Existe, nesse país, um homem dedicado à união dos brasileiros. Um homem que não parece parar – independente de quantas pessoas ele incomode, investigue ou prenda – de querer ajudar a nossa nação. Um homem que carrega em seus ombros: a mais bela, cheirosa e presidencial toga do país, a credibilidade do Supremos Tribunal Federal, sua dívida com o Partido dos Trabalhadores, a abertura de um inquérito ilegal, e o mérito de ter unificado o povo brasileiro por meio de uma das emoções mais simples, mais contagiantes e mais verdadeiras: o ódio.

Se você não adivinhou até agora quem é esse unificador da pátria eu te falo. É o presidente do STF Dias Toffoli. Já começou a sentir raiva só de ler o nome dele e não sabe o porquê né? Esse efeito é recorrente com qualquer um que testemunha alguma das suas autocráticas decisões.
Uma delas, a abertura de um inquérito “coração de mãe” (cabe todo mundo), que não possui objeto definido; não apresenta claramente o fato a ser investigado; cuja indicação de ministro responsável viola as regras do próprio Tribunal; e que é inconstitucional por violar o sistema acusatório estabelecido na constituição de 88; que resultou na censura de uma reportagem da revista Crusoé cujo tema era uma investigação contra ele mesmo.
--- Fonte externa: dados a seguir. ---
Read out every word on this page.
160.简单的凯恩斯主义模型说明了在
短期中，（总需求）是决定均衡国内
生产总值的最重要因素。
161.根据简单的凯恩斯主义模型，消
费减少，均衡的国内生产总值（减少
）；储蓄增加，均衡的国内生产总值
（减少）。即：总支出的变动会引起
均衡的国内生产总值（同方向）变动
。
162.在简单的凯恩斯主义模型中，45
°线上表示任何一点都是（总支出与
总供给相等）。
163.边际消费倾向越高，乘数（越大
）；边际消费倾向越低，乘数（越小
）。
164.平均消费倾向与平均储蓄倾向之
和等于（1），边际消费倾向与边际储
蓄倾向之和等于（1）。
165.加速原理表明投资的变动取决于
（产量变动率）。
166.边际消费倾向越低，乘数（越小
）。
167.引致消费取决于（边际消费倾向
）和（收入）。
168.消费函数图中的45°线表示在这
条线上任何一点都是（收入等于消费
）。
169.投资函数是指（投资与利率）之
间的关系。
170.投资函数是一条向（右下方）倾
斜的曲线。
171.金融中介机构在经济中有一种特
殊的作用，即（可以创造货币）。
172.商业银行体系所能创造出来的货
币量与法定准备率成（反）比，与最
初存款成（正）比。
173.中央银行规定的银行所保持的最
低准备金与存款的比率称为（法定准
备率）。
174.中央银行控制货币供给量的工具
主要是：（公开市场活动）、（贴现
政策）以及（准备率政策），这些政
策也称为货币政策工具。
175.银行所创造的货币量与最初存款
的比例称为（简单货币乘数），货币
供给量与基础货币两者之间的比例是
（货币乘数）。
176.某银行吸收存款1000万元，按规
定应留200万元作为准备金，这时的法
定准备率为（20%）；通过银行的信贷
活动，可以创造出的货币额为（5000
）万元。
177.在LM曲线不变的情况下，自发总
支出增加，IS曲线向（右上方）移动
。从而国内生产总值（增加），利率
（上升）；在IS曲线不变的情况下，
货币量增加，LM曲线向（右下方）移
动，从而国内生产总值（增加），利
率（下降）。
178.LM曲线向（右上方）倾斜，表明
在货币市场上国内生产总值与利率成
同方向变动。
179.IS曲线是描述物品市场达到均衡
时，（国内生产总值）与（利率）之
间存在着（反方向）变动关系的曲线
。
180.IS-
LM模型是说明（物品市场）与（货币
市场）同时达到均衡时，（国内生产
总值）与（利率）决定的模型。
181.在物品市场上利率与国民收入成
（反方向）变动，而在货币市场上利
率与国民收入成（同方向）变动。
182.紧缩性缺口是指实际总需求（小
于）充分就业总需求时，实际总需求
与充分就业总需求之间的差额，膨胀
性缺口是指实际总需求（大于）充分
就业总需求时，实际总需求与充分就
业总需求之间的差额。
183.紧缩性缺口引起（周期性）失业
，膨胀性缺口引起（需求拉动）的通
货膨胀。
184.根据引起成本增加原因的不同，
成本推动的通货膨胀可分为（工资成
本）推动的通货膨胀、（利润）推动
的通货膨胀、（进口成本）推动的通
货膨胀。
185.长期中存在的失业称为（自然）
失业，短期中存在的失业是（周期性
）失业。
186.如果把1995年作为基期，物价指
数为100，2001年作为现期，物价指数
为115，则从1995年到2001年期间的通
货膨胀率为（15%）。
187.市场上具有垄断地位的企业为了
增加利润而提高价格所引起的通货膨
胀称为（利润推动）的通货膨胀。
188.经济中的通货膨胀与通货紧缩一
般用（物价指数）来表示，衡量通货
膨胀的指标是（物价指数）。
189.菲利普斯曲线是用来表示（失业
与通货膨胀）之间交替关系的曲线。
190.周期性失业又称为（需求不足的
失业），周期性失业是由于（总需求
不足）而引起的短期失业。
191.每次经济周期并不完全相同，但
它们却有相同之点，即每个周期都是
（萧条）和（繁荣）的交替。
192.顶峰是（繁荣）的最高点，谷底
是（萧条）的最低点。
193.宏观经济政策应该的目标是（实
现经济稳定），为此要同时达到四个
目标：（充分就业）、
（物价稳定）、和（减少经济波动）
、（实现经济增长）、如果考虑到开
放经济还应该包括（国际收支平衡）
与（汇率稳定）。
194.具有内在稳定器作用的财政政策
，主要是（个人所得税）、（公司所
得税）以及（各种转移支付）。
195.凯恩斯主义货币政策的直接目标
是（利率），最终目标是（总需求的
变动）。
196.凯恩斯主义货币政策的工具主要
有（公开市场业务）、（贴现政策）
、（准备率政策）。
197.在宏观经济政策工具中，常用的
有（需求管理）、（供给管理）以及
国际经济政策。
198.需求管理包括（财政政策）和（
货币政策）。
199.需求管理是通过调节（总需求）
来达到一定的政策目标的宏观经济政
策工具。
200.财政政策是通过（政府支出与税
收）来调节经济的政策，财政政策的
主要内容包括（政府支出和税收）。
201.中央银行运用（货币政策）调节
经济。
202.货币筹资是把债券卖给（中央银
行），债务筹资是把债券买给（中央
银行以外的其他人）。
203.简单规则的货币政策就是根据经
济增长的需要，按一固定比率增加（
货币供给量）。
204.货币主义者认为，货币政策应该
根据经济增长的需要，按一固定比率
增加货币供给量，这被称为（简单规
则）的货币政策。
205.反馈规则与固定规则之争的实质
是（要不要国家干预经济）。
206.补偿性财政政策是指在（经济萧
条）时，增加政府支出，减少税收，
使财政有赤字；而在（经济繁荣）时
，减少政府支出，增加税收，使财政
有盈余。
Ou outra, quando interrompe e determina a suspenção de processos judiciais, inquéritos e procedimentos de investigação criminal que tenham sido compartilhados dados obtidos pelo COAF (Conselho de Controle de Atividades Financeiras) e qualquer outro órgão administrativo de fiscalização e controle sem autorização judicial prévia Tal ação dificulta o progresso de investigações que envolvem coisas como lavagem de dinheiro ou qualquer outro tipo de movimentação financeira suspeita que venha a ocorrer ou que já tenha ocorrido.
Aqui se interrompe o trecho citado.